The site hosted about a dozen videos showing things like Israeli humanitarian aid deliveries to Gaza and airstrikes that prevented terrorists from firing rockets at Israeli civilians.
This was apparently too much for YouTube, which moments ago removed several videos from the IDF’s channel, including the most-watched video, which showed a group of Hamas goons being blown up in an air strike as they loaded Katyusha missiles onto a truck. The point of such footage, as if it needed to be said, is not to revel in violence — it is to show the legitimacy of Israeli self-defense.
I can't see the removed videos, so I don't know what led to their removal. One likely explanation is that YouTube felt they violated its "Community Guidelines," which provide:
Graphic or gratuitous violence is not allowed. If your video shows someone being physically hurt, attacked, or humiliated, don't post it.
Commentary suggests that YouTube is applying a "double-standard" against Israel; I'm reluctant to credit any such charge without a lot more evidence. But whatever the reason for the videos' removal, this episode highlights the power that YouTube has to control worldwide political debate, as this very interesting article in the New York Times Magazine explained:
With control of 63 percent of the world’s Internet searches, as well as ownership of YouTube, Google has enormous influence over who can find an audience on the Web around the world. As an acknowledgment of its power, Google has given [Deputy General Counsel] Nicole Wong a central role in the company’s decision-making process about what controversial user-generated content goes down or stays up on YouTube and other applications owned by Google, including Blogger, the blog site; Picasa, the photo-sharing site; and Orkut, the social networking site. Wong and her colleagues also oversee Google’s search engine: they decide what controversial material does and doesn’t appear on the local search engines that Google maintains in many countries in the world, as well as on Google.com. As a result, Wong and her colleagues arguably have more influence over the contours of online expression than anyone else on the planet.

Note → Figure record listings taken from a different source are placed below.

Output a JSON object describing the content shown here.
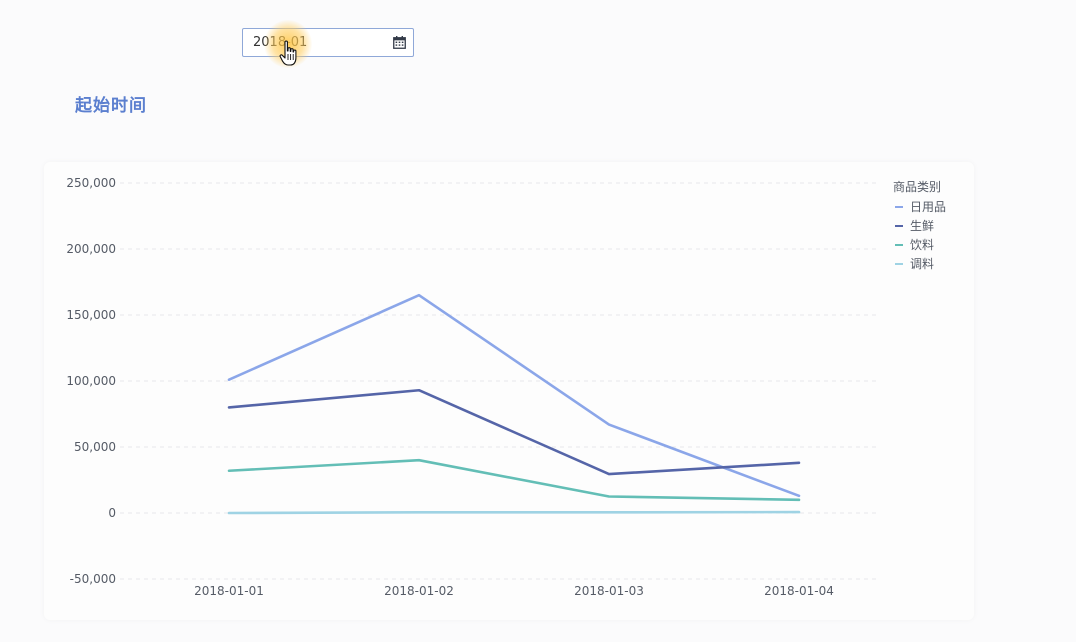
{
  "date_picker": {
    "value": "2018-01"
  },
  "section_title": "起始时间",
  "chart_data": {
    "type": "line",
    "categories": [
      "2018-01-01",
      "2018-01-02",
      "2018-01-03",
      "2018-01-04"
    ],
    "y_ticks": [
      "250,000",
      "200,000",
      "150,000",
      "100,000",
      "50,000",
      "0",
      "-50,000"
    ],
    "y_tick_values": [
      250000,
      200000,
      150000,
      100000,
      50000,
      0,
      -50000
    ],
    "ylim": [
      -50000,
      250000
    ],
    "grid": true,
    "legend": {
      "title": "商品类别",
      "placement": "top-right"
    },
    "series": [
      {
        "name": "日用品",
        "color": "#8ba6e9",
        "values": [
          101000,
          165000,
          67000,
          13000
        ]
      },
      {
        "name": "生鲜",
        "color": "#5565a8",
        "values": [
          80000,
          93000,
          29500,
          38000
        ]
      },
      {
        "name": "饮料",
        "color": "#63beb6",
        "values": [
          32000,
          40000,
          12500,
          10000
        ]
      },
      {
        "name": "调料",
        "color": "#9fd3e4",
        "values": [
          0,
          500,
          500,
          700
        ]
      }
    ]
  }
}
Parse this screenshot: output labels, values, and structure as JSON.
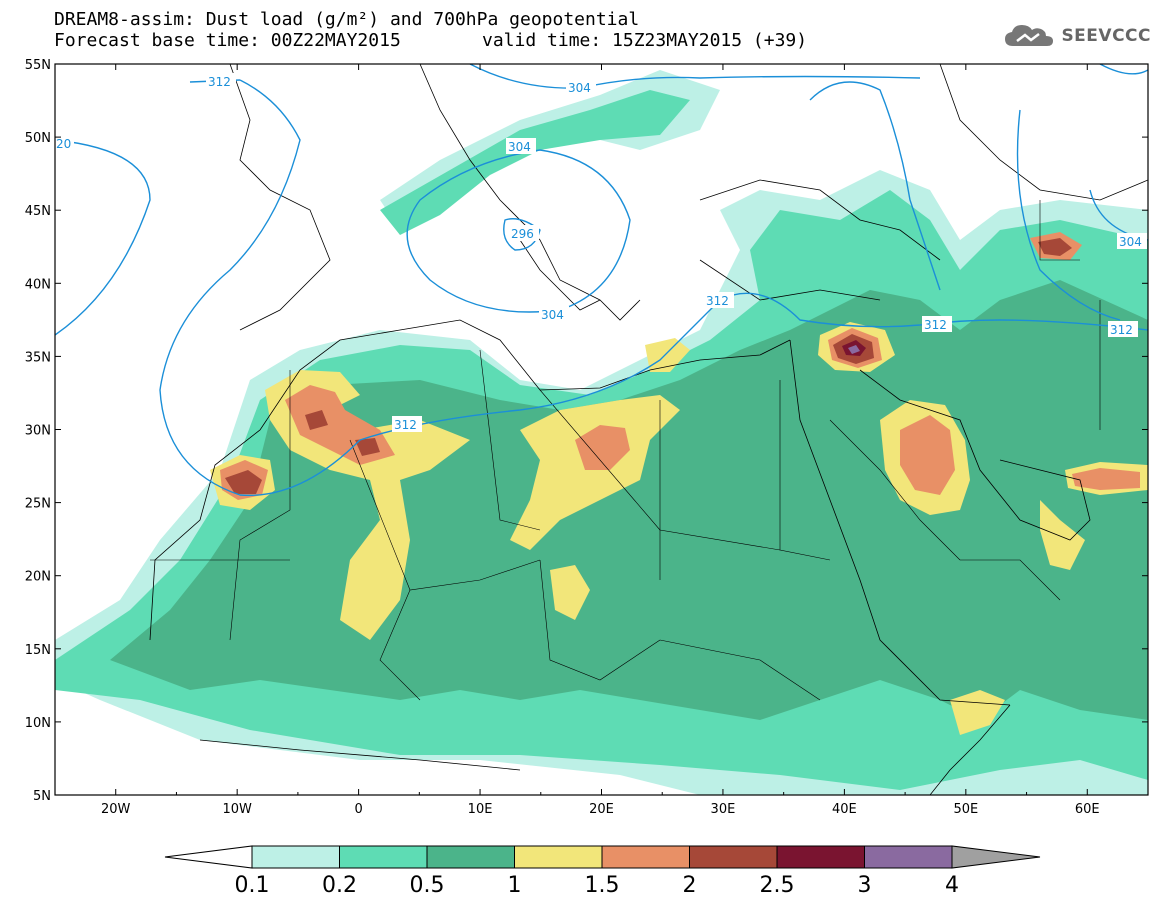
{
  "header": {
    "title_line1": "DREAM8-assim: Dust load (g/m²) and 700hPa geopotential",
    "title_line2": "Forecast base time: 00Z22MAY2015",
    "valid_time": "valid time: 15Z23MAY2015 (+39)"
  },
  "logo": {
    "text": "SEEVCCC",
    "icon": "cloud-icon"
  },
  "map": {
    "lat_labels": [
      "55N",
      "50N",
      "45N",
      "40N",
      "35N",
      "30N",
      "25N",
      "20N",
      "15N",
      "10N",
      "5N"
    ],
    "lon_labels": [
      "20W",
      "10W",
      "0",
      "10E",
      "20E",
      "30E",
      "40E",
      "50E",
      "60E"
    ],
    "lat_range": [
      5,
      55
    ],
    "lon_range": [
      -25,
      65
    ],
    "contour_color": "#1b8fd8",
    "contour_labels": [
      "312",
      "304",
      "20",
      "304",
      "296",
      "304",
      "312",
      "312",
      "312",
      "312",
      "304"
    ]
  },
  "colorbar": {
    "ticks": [
      "0.1",
      "0.2",
      "0.5",
      "1",
      "1.5",
      "2",
      "2.5",
      "3",
      "4"
    ],
    "colors": [
      "#bdf0e6",
      "#5edcb4",
      "#4bb48a",
      "#f2e67a",
      "#e89066",
      "#a64838",
      "#7a1430",
      "#8a6aa0"
    ],
    "below_color": "#ffffff",
    "above_color": "#a0a0a0"
  }
}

As I learned while working as an attorney on the McCain campaign, the best way to get a video you don't like removed from YouTube is to claim that it infringes on your copyright -- even if it doesn't. Even if the claim is totally bogus, YouTube will remove the video almost immediately. And even if the person who posted the video submits a counternotice under the DMCA, the video will stay down 10-14 business days. After having several of the campaign's YouTube videos (see here and here and here) removed due to copyright claims we believed were meritless, we wrote YouTube asking them to review campaign videos prior to removal, and refuse to remove the non-infringing ones. YouTube, though sympathetic with our arguments on fair use, politely declined.
So if Hamas really wanted to mess with the IDF's PR efforts, why doesn't it just submit a bunch of DMCA takedown notices on the IDF's YouTube videos? Somehow I doubt that people willing to blow up both themselves and innocents in buses and restaurants will be deterred by the threat of lawsuits under 17 USC sec. 512(f).
UPDATE: according to AFP, the removed videos have been restored:
The IDF spokesman's office said that some of the videos it had posted to the channel had been removed by YouTube but were later reinstated.
"We were saddened earlier today that YouTube took down some of our exclusive footage showing the IDF's operational success in operation Cast Lead against Hamas extremists in the Gaza Strip," the IDF spokesman's office said.
"Fortunately, due to blogger and viewer support, YouTube has returned some of the footage they removed," it added.
YouTube, as a matter of policy, does not comment on individual videos.